5 expert answers on this topic

How long should an announcement video be?

Most announcement videos perform best between 60 and 90 seconds. The viewer already has context about your company or product — they need the news and one clear next step, not a full explanation. If you need more than 2 minutes, consider splitting the video into an announcement (60 seconds) and a separate explainer that viewers opt into.

How do I start an announcement video?

Open with the news itself in the very first sentence. Skip any preamble, introductions, or setup. Say 'Today we're launching X' or 'Starting next month, Y is changing' — then pause to let it land. Viewers should know the key message within the first 10 seconds.

Should I use a script for an announcement video?

Yes, especially for corporate or leadership announcements where the language may have legal, HR, or PR implications. A teleprompter lets you read the exact approved script while maintaining eye contact with the camera. This is far preferable to memorization, which leads to subtle word changes that can alter meaning.

What's the best background for a corporate announcement video?

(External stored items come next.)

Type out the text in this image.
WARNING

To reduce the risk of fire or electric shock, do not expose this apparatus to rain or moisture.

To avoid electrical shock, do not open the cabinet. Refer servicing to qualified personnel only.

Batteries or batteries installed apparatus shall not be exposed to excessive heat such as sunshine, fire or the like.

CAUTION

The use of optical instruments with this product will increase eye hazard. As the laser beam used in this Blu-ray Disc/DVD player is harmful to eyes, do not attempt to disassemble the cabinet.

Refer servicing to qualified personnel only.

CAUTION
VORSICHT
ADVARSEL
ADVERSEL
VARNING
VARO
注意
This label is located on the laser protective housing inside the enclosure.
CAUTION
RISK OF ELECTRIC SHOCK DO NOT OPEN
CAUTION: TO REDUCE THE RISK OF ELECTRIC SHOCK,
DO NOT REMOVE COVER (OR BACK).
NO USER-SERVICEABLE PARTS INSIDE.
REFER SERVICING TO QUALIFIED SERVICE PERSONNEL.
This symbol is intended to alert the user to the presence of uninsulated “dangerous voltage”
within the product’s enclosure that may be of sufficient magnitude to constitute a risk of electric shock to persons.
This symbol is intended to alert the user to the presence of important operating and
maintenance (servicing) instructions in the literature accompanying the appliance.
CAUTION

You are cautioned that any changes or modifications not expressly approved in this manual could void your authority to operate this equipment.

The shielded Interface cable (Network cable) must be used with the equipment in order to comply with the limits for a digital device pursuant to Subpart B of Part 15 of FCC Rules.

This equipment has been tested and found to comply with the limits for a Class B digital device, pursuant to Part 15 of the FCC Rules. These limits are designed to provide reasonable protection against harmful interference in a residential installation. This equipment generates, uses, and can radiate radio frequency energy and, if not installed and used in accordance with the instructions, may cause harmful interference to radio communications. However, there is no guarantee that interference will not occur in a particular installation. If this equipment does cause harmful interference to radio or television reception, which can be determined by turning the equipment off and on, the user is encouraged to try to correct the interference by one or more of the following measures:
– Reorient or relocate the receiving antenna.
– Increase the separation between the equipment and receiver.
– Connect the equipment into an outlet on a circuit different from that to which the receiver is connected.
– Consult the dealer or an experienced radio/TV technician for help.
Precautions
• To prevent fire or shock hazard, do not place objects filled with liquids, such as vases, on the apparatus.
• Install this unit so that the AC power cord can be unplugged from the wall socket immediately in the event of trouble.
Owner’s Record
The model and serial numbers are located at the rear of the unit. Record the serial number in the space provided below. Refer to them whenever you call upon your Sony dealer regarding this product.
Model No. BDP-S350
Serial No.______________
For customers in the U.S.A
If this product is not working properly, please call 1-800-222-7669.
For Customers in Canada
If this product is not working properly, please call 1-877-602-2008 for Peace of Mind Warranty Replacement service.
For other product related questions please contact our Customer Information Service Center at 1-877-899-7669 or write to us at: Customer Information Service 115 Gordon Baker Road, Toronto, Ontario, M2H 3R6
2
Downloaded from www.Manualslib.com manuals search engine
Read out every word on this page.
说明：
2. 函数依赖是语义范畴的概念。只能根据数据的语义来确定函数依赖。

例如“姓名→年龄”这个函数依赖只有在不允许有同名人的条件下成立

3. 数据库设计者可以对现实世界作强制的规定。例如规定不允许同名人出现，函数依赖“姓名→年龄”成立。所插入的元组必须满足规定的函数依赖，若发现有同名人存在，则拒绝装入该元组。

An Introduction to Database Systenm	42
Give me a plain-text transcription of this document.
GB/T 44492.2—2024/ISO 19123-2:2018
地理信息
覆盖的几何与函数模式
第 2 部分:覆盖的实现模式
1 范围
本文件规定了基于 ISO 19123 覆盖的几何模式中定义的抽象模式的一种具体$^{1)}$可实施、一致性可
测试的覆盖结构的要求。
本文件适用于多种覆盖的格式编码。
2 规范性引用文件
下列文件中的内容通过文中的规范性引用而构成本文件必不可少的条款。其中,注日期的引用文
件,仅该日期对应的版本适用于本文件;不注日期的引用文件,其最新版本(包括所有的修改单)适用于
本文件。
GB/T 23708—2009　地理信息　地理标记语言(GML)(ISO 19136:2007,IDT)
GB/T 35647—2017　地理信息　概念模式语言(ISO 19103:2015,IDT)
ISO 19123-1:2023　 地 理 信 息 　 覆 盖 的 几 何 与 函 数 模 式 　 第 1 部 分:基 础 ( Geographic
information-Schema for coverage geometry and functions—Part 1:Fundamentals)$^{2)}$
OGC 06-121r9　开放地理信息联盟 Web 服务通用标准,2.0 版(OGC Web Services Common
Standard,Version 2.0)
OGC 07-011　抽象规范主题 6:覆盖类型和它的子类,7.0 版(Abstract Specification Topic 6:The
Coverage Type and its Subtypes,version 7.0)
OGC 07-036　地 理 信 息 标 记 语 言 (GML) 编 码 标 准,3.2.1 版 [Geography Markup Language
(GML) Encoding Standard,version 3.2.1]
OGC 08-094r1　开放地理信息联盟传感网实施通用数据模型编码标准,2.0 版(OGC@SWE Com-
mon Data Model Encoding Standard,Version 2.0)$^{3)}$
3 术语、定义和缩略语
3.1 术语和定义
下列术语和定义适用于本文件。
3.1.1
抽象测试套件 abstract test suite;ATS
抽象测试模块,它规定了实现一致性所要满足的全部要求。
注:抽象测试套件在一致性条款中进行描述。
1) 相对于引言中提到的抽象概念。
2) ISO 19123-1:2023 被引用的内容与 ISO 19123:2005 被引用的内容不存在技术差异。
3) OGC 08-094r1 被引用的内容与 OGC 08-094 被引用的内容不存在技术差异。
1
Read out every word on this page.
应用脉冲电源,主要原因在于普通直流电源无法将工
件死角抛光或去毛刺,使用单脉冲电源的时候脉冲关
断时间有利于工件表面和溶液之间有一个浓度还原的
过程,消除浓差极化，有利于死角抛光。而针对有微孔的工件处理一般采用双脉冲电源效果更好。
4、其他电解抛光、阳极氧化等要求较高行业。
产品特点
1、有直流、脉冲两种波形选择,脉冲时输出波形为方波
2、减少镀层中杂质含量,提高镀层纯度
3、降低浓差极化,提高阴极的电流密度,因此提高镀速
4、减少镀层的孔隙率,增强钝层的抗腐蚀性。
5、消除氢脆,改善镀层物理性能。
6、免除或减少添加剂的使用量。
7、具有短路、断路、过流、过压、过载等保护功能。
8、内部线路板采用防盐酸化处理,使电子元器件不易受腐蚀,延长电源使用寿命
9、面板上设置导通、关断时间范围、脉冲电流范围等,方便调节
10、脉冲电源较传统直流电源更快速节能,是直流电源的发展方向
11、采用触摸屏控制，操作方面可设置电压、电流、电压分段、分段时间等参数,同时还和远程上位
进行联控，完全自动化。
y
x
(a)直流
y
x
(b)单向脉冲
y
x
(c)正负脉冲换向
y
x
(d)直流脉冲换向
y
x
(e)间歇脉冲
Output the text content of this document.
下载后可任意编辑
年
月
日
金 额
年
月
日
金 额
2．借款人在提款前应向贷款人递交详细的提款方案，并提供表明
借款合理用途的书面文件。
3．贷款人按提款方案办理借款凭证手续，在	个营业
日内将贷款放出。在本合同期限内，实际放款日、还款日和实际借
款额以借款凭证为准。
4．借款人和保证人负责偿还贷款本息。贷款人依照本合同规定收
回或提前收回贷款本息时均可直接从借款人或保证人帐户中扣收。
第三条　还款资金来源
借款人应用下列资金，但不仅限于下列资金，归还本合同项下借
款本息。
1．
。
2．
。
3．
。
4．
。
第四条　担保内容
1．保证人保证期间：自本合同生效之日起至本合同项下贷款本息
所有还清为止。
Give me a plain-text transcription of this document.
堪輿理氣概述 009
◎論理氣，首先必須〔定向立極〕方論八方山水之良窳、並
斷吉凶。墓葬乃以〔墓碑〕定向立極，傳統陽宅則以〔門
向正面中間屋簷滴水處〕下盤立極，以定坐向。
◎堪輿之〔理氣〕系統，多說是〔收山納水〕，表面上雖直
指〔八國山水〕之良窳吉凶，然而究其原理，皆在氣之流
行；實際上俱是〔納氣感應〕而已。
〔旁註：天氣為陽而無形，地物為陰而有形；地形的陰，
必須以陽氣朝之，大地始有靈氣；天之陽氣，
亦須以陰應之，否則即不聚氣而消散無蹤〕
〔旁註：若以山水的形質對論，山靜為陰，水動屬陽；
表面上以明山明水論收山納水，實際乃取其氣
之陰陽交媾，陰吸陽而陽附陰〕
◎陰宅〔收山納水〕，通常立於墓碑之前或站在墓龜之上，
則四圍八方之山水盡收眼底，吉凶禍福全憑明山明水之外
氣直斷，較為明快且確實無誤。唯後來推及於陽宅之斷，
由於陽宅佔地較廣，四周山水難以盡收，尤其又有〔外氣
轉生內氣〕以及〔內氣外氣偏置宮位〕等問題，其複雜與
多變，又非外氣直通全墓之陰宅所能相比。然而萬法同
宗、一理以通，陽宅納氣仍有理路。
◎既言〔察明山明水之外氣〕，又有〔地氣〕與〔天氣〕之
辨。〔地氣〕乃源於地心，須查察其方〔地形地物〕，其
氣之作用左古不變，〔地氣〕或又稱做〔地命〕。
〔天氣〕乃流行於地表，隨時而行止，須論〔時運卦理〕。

Use a clean, professional background: a branded company backdrop, a tidy office, or a simple neutral gradient. Avoid personal home environments for serious corporate news — they reduce the perceived authority of the message. If recording from home, set up a branded banner or seamless backdrop behind you.

How do I end an announcement video?

End with a single, specific call to action: one URL to visit, one meeting to attend, one reply to send. Then close with a confident, declarative final line — not 'thanks for watching' but something that reinforces the message. Practice the ending specifically to avoid trailing off or adding 'so... yeah.' Strong endings are remembered.